The Art of the Motorcycle, The Venetian Resort Hotel and Casino.

This is not to say that the architecture of the Guggenheim Hermitage is without a rationale. Masterbuilder Rem Koolhaas, last year’s Pritzker Prize winner, had the right idea. Call it the anti-Vegas aesthetic. The idea was to avoid competing with the architectural excess of the hotel/casino. After all, his reasoning went, how can you top Vegas’ muchness? To set the treasure house apart from the theatrical glitz, he sought the look of a "strongbox" to protect art’s aura and make it special.

But what you get is art made dead. What you get is a graceless mausoleum.

The Guggenheim started out in 1937 with four goals: collect, present, interpret and preserve. The Guggenheim Hermitage won’t be collecting or preserving. It will only be presenting. And unless visitors ante up some $50 for an exhibit catalog, they won’t get much interpretation, either.
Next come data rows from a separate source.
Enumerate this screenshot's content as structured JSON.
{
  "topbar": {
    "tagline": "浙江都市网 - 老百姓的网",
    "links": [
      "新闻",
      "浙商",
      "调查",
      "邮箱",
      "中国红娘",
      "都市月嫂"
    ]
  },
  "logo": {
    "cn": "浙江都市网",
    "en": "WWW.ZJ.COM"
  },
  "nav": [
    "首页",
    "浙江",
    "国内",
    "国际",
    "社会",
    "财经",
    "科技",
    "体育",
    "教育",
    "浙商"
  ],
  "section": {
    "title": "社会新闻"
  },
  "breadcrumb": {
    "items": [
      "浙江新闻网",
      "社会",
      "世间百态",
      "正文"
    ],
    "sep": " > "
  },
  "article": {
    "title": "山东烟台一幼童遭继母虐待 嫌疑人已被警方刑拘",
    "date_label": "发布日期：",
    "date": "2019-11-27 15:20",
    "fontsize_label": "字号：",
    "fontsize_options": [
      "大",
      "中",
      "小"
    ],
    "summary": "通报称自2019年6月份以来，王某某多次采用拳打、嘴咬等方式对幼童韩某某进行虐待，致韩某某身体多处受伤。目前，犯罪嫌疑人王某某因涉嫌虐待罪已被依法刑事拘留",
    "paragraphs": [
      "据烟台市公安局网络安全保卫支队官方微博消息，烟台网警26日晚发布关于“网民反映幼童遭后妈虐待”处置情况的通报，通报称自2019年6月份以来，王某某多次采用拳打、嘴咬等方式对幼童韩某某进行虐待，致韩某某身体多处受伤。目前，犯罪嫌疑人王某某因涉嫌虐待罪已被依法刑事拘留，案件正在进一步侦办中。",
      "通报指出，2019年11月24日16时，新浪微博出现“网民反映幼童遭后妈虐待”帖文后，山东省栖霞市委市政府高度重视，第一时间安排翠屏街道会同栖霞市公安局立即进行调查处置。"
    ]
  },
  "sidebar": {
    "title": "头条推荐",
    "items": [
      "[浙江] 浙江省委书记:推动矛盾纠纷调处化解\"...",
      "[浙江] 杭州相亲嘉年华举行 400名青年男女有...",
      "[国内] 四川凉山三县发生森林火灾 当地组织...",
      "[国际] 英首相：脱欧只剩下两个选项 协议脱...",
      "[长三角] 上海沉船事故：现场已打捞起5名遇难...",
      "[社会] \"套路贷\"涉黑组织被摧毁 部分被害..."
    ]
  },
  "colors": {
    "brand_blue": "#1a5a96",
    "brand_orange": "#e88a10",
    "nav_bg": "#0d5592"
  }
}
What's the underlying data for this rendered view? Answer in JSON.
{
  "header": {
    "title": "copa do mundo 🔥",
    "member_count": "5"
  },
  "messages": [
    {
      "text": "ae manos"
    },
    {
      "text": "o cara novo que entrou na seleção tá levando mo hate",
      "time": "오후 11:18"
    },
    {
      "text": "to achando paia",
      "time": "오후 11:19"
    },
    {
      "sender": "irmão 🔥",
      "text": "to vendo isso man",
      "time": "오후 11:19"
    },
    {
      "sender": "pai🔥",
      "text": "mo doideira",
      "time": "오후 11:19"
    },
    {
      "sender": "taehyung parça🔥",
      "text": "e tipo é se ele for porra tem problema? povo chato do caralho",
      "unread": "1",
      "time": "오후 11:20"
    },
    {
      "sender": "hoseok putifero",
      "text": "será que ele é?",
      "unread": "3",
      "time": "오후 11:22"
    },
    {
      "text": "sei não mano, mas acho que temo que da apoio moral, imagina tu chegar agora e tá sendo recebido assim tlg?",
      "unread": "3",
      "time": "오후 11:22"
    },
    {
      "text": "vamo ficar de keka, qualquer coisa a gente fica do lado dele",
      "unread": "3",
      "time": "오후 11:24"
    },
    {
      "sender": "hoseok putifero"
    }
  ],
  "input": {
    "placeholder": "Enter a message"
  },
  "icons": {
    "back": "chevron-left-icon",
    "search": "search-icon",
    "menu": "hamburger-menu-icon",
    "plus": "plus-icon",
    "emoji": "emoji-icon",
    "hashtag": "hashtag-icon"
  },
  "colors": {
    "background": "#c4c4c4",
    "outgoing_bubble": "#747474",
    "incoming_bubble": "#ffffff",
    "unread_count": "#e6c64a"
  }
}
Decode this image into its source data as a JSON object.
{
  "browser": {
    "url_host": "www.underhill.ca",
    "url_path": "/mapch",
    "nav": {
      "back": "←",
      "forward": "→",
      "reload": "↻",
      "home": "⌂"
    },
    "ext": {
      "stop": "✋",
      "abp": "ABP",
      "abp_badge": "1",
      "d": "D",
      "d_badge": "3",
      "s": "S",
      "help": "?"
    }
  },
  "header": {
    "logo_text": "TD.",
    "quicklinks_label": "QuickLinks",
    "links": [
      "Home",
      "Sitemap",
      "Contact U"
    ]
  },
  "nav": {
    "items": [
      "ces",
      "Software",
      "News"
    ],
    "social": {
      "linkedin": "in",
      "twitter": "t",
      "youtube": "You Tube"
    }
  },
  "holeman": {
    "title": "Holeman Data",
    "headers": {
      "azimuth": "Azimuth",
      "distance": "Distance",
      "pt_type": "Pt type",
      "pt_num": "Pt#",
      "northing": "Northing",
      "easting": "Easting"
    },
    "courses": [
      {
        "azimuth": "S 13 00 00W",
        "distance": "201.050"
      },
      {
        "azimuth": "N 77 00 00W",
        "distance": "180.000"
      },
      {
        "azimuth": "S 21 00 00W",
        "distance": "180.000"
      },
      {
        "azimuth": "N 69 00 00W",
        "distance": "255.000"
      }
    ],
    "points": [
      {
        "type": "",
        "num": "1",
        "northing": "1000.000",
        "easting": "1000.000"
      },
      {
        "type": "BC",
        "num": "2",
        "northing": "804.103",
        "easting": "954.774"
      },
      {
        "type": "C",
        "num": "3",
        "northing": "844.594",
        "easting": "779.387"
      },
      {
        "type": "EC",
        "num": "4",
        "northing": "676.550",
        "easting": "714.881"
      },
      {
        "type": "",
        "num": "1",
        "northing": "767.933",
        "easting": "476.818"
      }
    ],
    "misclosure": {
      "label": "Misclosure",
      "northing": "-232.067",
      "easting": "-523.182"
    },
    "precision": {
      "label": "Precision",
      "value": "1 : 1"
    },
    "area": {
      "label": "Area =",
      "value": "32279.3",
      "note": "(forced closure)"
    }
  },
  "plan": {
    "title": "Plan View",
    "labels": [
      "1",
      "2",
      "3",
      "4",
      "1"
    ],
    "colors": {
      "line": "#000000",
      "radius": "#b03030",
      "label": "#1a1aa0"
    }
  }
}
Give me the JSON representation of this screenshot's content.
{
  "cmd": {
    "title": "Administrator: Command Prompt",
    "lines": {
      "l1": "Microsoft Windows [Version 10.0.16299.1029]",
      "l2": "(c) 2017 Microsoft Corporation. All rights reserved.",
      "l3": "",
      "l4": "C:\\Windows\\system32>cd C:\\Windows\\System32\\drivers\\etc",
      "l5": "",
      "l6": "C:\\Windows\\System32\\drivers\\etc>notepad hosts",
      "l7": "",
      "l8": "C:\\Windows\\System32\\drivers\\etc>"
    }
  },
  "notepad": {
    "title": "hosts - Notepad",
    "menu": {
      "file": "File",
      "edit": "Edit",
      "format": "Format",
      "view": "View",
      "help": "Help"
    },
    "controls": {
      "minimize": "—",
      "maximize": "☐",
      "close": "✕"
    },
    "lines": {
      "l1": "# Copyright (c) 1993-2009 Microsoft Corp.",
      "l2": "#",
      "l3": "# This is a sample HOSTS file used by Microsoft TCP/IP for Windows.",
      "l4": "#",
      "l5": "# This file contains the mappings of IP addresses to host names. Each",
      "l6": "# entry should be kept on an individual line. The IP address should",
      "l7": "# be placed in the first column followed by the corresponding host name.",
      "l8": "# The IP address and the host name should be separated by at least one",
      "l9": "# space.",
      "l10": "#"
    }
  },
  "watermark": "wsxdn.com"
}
Labels for the exhibit examples offer tombstone information—names, dates—nothing more.

Fulfilling one out of four of the museum’s avowed goals does not a Guggenheim make.

And by the way Russia’s treasures look, even presentation is lacking. Allowing the steel walls to rust had a rationale that doesn’t wash any more than the rationale for the strongbox. The oxidized surface is supposed to conjure up the velvet walls of Russia’s Hermitage. It doesn’t. Instead, it evokes the walls at Las Vegas’ McCarran International Airport. On the airport, brown looks good. It quiets, represses the jitters. At the museum, it represses the energy of the work.

One also wonders if the idea of mounting original art in a place with so much faux art is a good idea. Won’t Vegas revelers, habituated by pretend this and that—look upon the real thing as just more make-believe?